About the job
FOUNDING ROBOTICS RESEARCHER
JOB TITLE: Founding Robotics Researcher
LOCATION: Onsite (Bay Area, CA)
COMMITMENT: Full-time / Founding Team
COMPENSATION: Competitive Salary + Meaningful Equity, Pay Frequency: Monthly
HIGHLIGHT: Support Immediate H1 Visa Application
ABOUT DEEPREACH AI
DeepReach AI is at the forefront of creating the foundational infrastructure for real-world embodied artificial intelligence. We prioritize large-scale teleoperation data, Vision-Language-Action (VLA) training, and authentic deployment environments, steering clear of mere staged demonstrations. Our focus is on real distributions, effective deployments in real-world settings, and rapid iteration to bridge the gap between model training and physical functionality.
THE ROLE
As the Founding Robotics Researcher, you will lead the VLA and policy learning initiatives. Your responsibilities will extend beyond data consumption; you will establish the data strategy, deploy models on actual robots, and design experiments aimed at enhancing deployment performance. This is an ideal opportunity for individuals eager to build a research engine within a startup, comfortable transitioning between PyTorch and hardware debugging as necessary.
KEY RESPONSIBILITIES
- VLA & Policy Training: Architect and train VLA models for real-world tasks and develop fine-tuning pipelines utilizing deployment-collected data.

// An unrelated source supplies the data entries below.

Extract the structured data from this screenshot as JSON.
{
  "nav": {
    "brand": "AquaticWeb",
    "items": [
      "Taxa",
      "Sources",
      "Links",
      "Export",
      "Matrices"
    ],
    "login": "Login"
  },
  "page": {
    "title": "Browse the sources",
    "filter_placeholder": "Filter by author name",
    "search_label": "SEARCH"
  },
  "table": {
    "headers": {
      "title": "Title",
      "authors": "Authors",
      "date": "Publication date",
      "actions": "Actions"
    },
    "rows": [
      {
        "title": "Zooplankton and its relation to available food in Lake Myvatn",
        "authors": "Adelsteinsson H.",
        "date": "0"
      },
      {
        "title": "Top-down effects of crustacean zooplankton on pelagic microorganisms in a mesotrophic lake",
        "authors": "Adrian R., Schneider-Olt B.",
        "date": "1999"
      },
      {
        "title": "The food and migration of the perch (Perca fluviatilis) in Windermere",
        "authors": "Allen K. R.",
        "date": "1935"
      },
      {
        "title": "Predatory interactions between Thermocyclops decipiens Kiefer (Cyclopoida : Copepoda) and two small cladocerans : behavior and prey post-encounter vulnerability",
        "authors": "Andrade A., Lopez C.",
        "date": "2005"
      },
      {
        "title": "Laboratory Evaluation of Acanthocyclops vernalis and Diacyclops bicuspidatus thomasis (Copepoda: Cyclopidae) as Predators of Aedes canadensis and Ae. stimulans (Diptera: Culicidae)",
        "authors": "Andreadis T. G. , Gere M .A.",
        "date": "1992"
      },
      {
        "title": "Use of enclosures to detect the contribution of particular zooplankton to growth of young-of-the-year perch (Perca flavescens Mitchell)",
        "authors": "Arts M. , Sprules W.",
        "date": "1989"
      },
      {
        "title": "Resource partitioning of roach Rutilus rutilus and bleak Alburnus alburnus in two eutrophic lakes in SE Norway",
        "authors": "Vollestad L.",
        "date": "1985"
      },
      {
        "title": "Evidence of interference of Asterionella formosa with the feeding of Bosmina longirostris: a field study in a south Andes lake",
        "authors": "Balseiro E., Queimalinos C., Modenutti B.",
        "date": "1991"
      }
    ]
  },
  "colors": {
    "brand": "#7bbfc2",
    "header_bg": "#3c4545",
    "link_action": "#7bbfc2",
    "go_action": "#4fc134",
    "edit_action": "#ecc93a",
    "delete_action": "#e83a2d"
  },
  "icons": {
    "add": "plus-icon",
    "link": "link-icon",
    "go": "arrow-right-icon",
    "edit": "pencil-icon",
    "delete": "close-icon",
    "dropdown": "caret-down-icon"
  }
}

- Data System Design: Create teleoperation data collection frameworks and construct filtering, curation, and scaling pipelines to tackle distribution gaps.
- Hardware Integration: Deploy policies to physical robot arms and sensor stacks, optimizing for latency, calibration, and system reliability.
- Research–Deployment Loop: Establish internal benchmarks aligned with actual tasks and transform model failures into actionable data and system enhancements.
- Systems Debugging: Engage in hands-on work with robotic arms, grippers, and multi-camera systems to debug perception, policy, and control loops.
- Experimental Leadership: Design and define critical experiments and develop evaluation metrics linked to physical success rates.